背景技术Background technique
随着人工智能技术的发展与进步,三维重建技术已经大量应用于许多前沿科技之中,是计算机视觉、医学图像处理、科学计算和虚拟现实、数字媒体创作等领域的共性科学问题和核心技术。With the development and progress of artificial intelligence technology, 3D reconstruction technology has been widely used in many cutting-edge technologies. It is a common scientific problem and core technology in the fields of computer vision, medical image processing, scientific computing and virtual reality, and digital media creation.
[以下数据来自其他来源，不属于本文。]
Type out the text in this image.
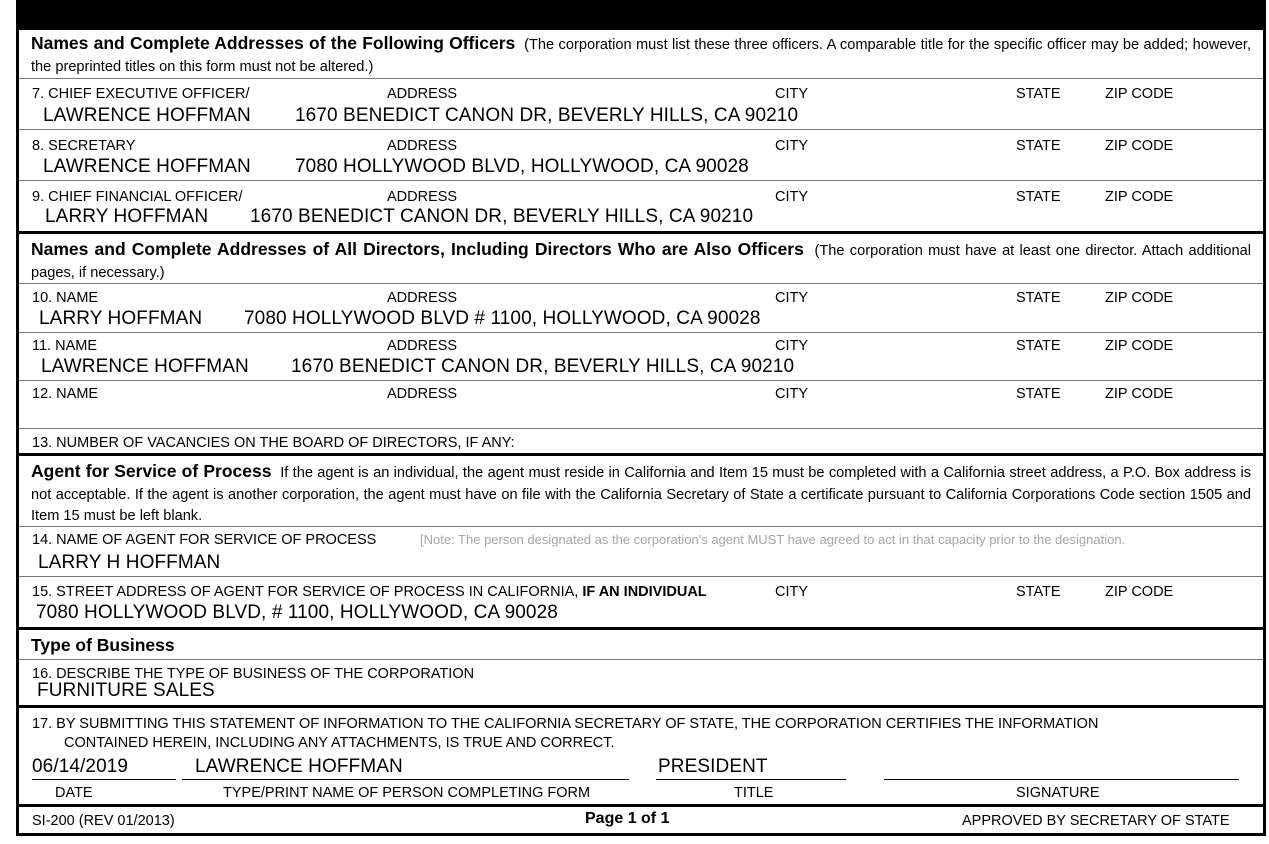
Names and Complete Addresses of the Following Officers (The corporation must list these three officers. A comparable title for the specific officer may be added; however, the preprinted titles on this form must not be altered.)
7. CHIEF EXECUTIVE OFFICER/	ADDRESS	CITY	STATE	ZIP CODE
LAWRENCE HOFFMAN 1670 BENEDICT CANON DR, BEVERLY HILLS, CA 90210
8. SECRETARY	ADDRESS	CITY	STATE	ZIP CODE
LAWRENCE HOFFMAN 7080 HOLLYWOOD BLVD, HOLLYWOOD, CA 90028
9. CHIEF FINANCIAL OFFICER/	ADDRESS	CITY	STATE	ZIP CODE
LARRY HOFFMAN 1670 BENEDICT CANON DR, BEVERLY HILLS, CA 90210
Names and Complete Addresses of All Directors, Including Directors Who are Also Officers (The corporation must have at least one director. Attach additional pages, if necessary.)
10. NAME	ADDRESS	CITY	STATE	ZIP CODE
LARRY HOFFMAN 7080 HOLLYWOOD BLVD # 1100, HOLLYWOOD, CA 90028
11. NAME	ADDRESS	CITY	STATE	ZIP CODE
LAWRENCE HOFFMAN 1670 BENEDICT CANON DR, BEVERLY HILLS, CA 90210
12. NAME	ADDRESS	CITY	STATE	ZIP CODE
13. NUMBER OF VACANCIES ON THE BOARD OF DIRECTORS, IF ANY:
Agent for Service of Process If the agent is an individual, the agent must reside in California and Item 15 must be completed with a California street address, a P.O. Box address is not acceptable. If the agent is another corporation, the agent must have on file with the California Secretary of State a certificate pursuant to California Corporations Code section 1505 and Item 15 must be left blank.
14. NAME OF AGENT FOR SERVICE OF PROCESS	[Note: The person designated as the corporation's agent MUST have agreed to act in that capacity prior to the designation.
LARRY H HOFFMAN
15. STREET ADDRESS OF AGENT FOR SERVICE OF PROCESS IN CALIFORNIA, IF AN INDIVIDUAL	CITY	STATE	ZIP CODE
7080 HOLLYWOOD BLVD, # 1100, HOLLYWOOD, CA 90028
Type of Business
16. DESCRIBE THE TYPE OF BUSINESS OF THE CORPORATION
FURNITURE SALES
17. BY SUBMITTING THIS STATEMENT OF INFORMATION TO THE CALIFORNIA SECRETARY OF STATE, THE CORPORATION CERTIFIES THE INFORMATION
CONTAINED HEREIN, INCLUDING ANY ATTACHMENTS, IS TRUE AND CORRECT.
06/14/2019	LAWRENCE HOFFMAN	PRESIDENT
DATE	TYPE/PRINT NAME OF PERSON COMPLETING FORM	TITLE	SIGNATURE
SI-200 (REV 01/2013)	Page 1 of 1	APPROVED BY SECRETARY OF STATE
传统上三维重建多是基于场景点云数据来实现,而点云数据的获取多是通过多摄像头、激光摄像头等获取,而获取之后还需要三维匹配等多个步骤,这就带来了系统成本高、对系统计算能力要求高、无法做到小型化等问题。Traditionally, three-dimensional reconstruction is mostly based on scene point cloud data, and point cloud data is mostly obtained through multiple cameras, laser cameras, etc. After the acquisition, multiple steps such as three-dimensional matching are required, which brings system costs. High, high requirements on the system's computing power, unable to achieve miniaturization and other issues.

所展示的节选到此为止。